Criticisms of Communist Party Rule - Areas of Criticism

Areas of Criticism

Criticisms of communist regimes have centered on many topics, including their effects on the economic development, human rights, foreign policy, scientific progress, and environmental degradation of the countries they rule.

Political repression is a topic in many influential works critical of communist rule, including Robert Conquest's accounts of Stalin's Great Purge in The Great Terror and the Soviet famine of 1932-1934 in The Harvest of Sorrow; Richard Pipes' account of the "Red Terror" during the Russian Civil War; R. J. Rummel's work on "democide"; Aleksandr Solzhenitsyn's account of Stalin's forced labor camps in The Gulag Archipelago; and Stéphane Courtois' account of executions, forced labor camps, and mass starvation in communist regimes as a general category, with particular attention to the USSR under Stalin and China under Mao Zedong.

Soviet-style central planning and state ownership has been another topic of criticism of communist rule. Works by economists such as Friedrich Hayek and Milton Friedman argue that the economic structures associated with communist rule resulted in economic stagnation. Other topics of criticism of communist rule include foreign policies of "expansionism", environmental degradation, and the suppression of free cultural expression.

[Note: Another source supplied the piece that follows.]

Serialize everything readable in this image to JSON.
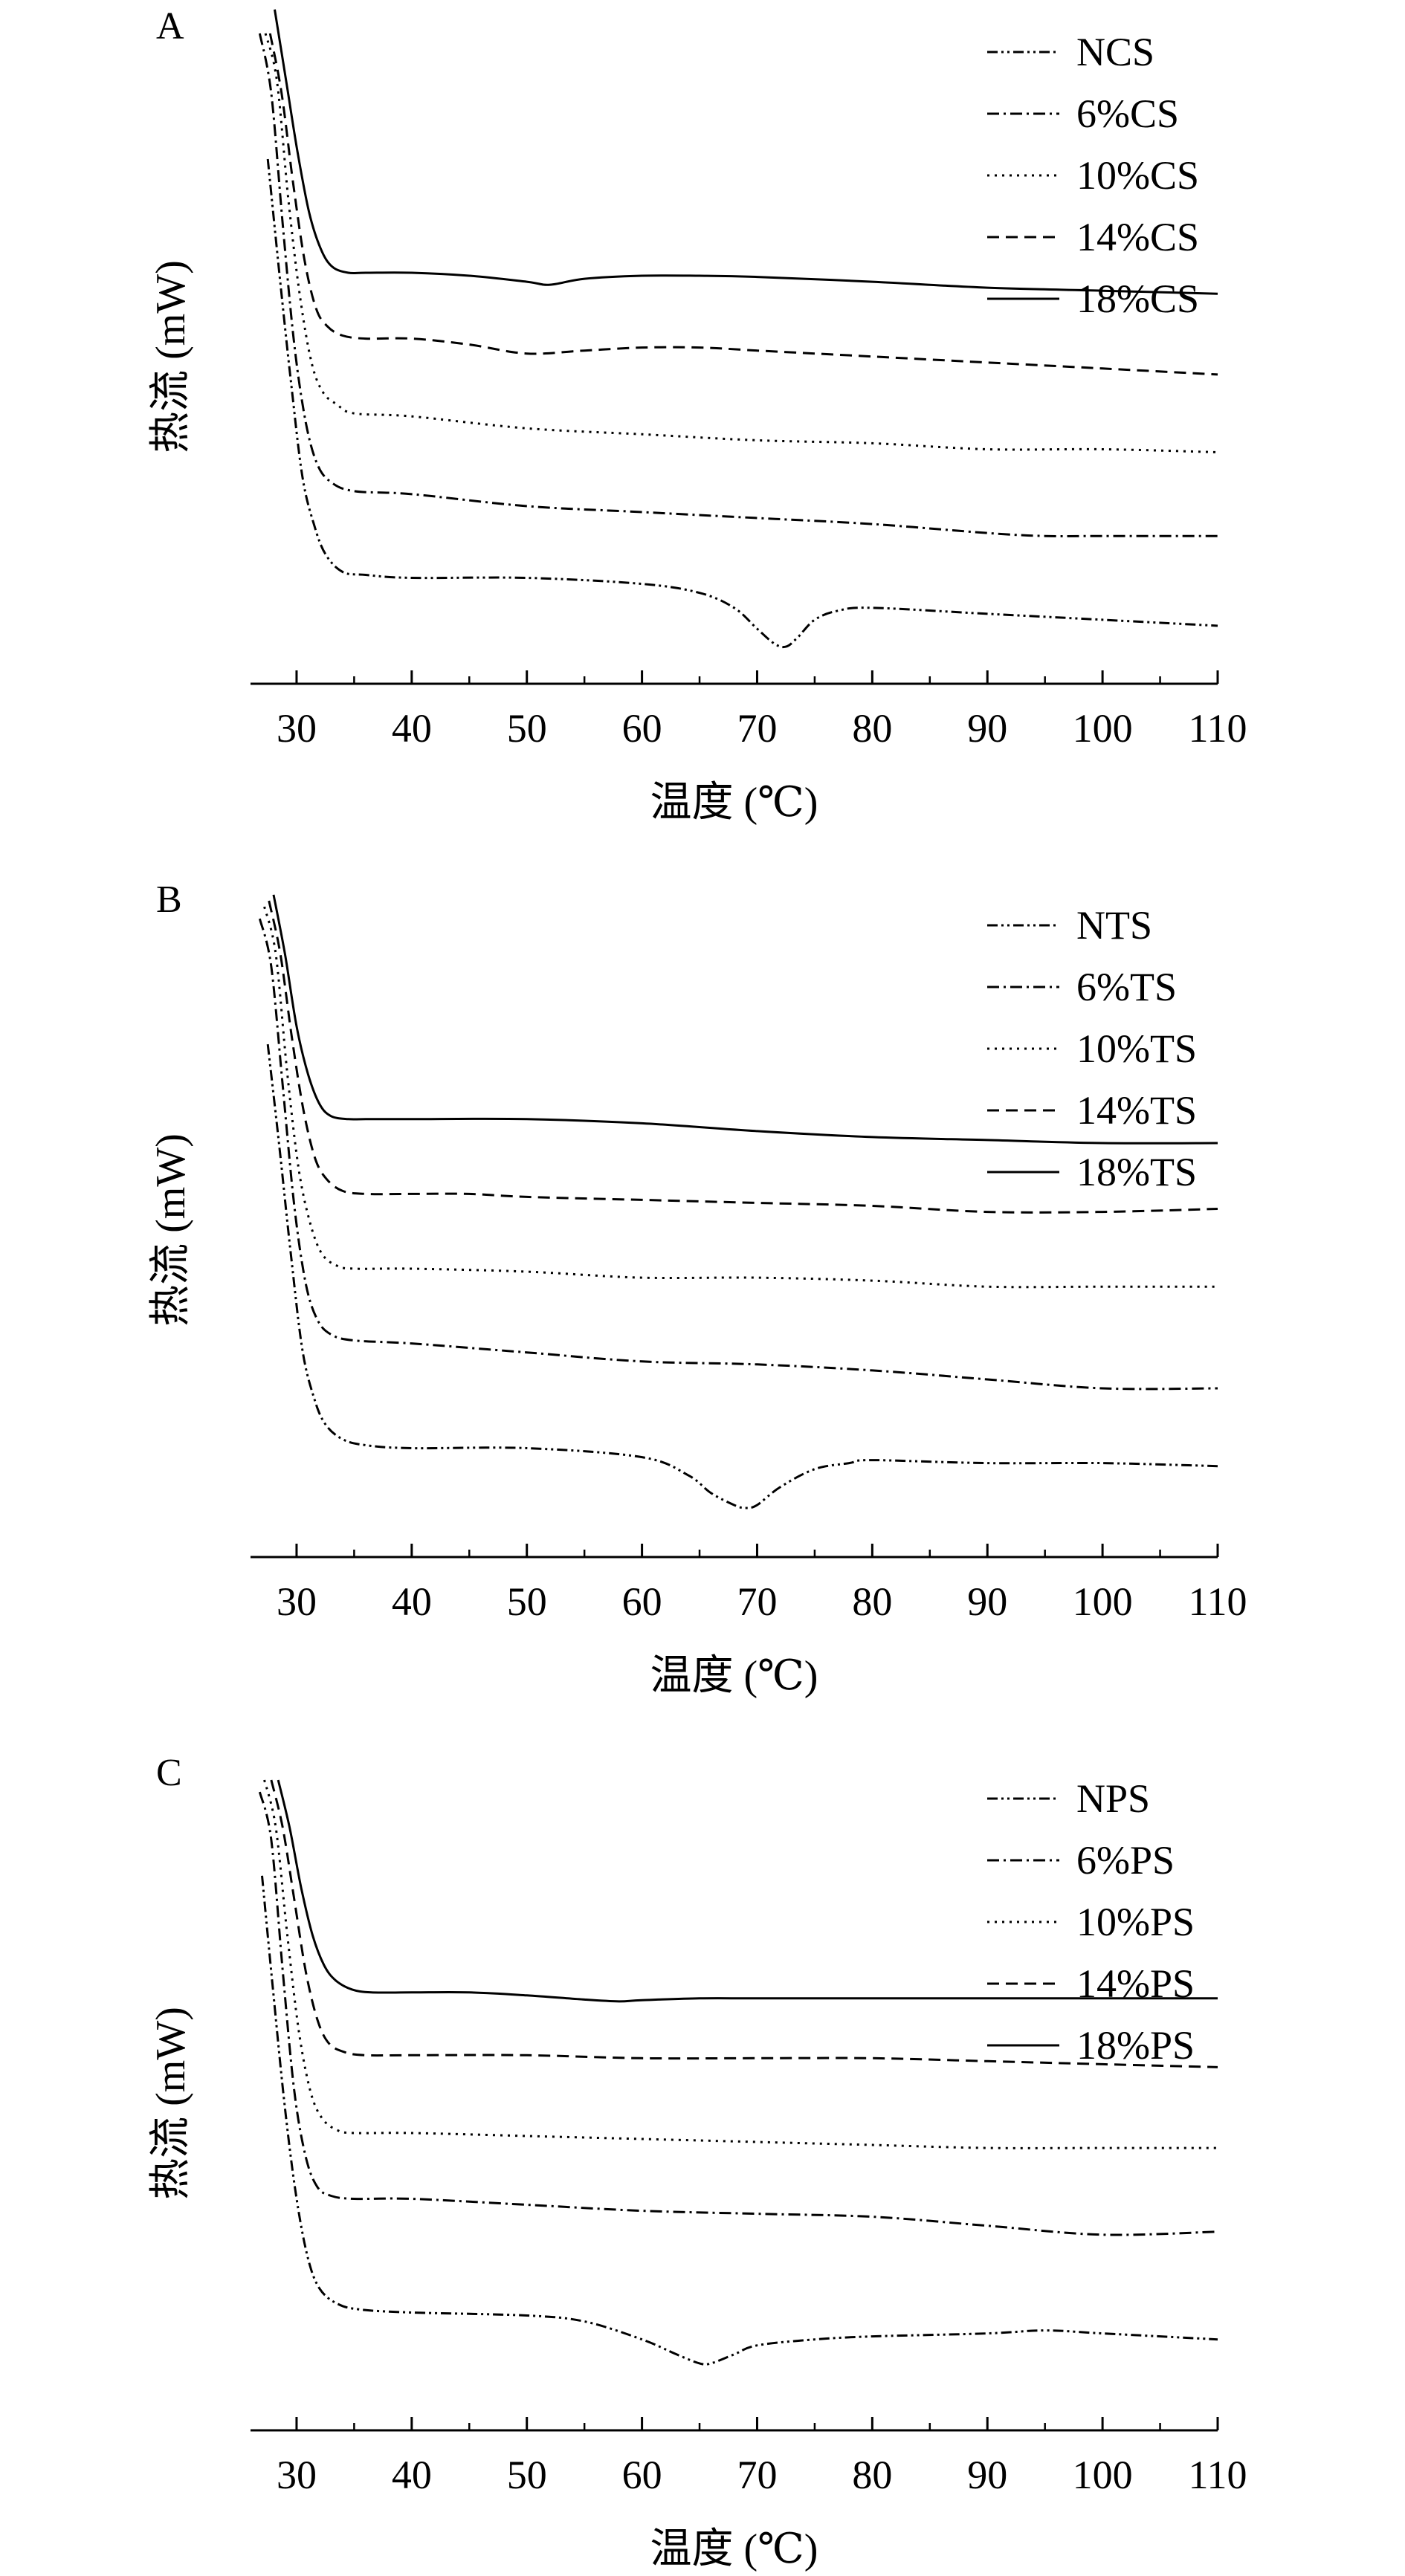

Criticisms of anticommunist accounts of political repression and economic development under communist rule are diverse. On one hand, supporters of various ruling communist parties have argued that accounts of political repression are exaggerated by anticommunists, that repression was unfortunate but necessary to preserve social stability, and that communist rule provided some human rights not found under liberal democracies. They further claim that countries under communist party rule experienced greater economic development than they would have otherwise, or that communist leaders were forced to take harsh measures to defend their countries against the West during the Cold War. On the other hand, some noncommunist academic historians have argued that various attacks on communist rule should be more strongly contextualized, while not denying their factuality or concerning themselves with justifying the actions of ruling communist parties.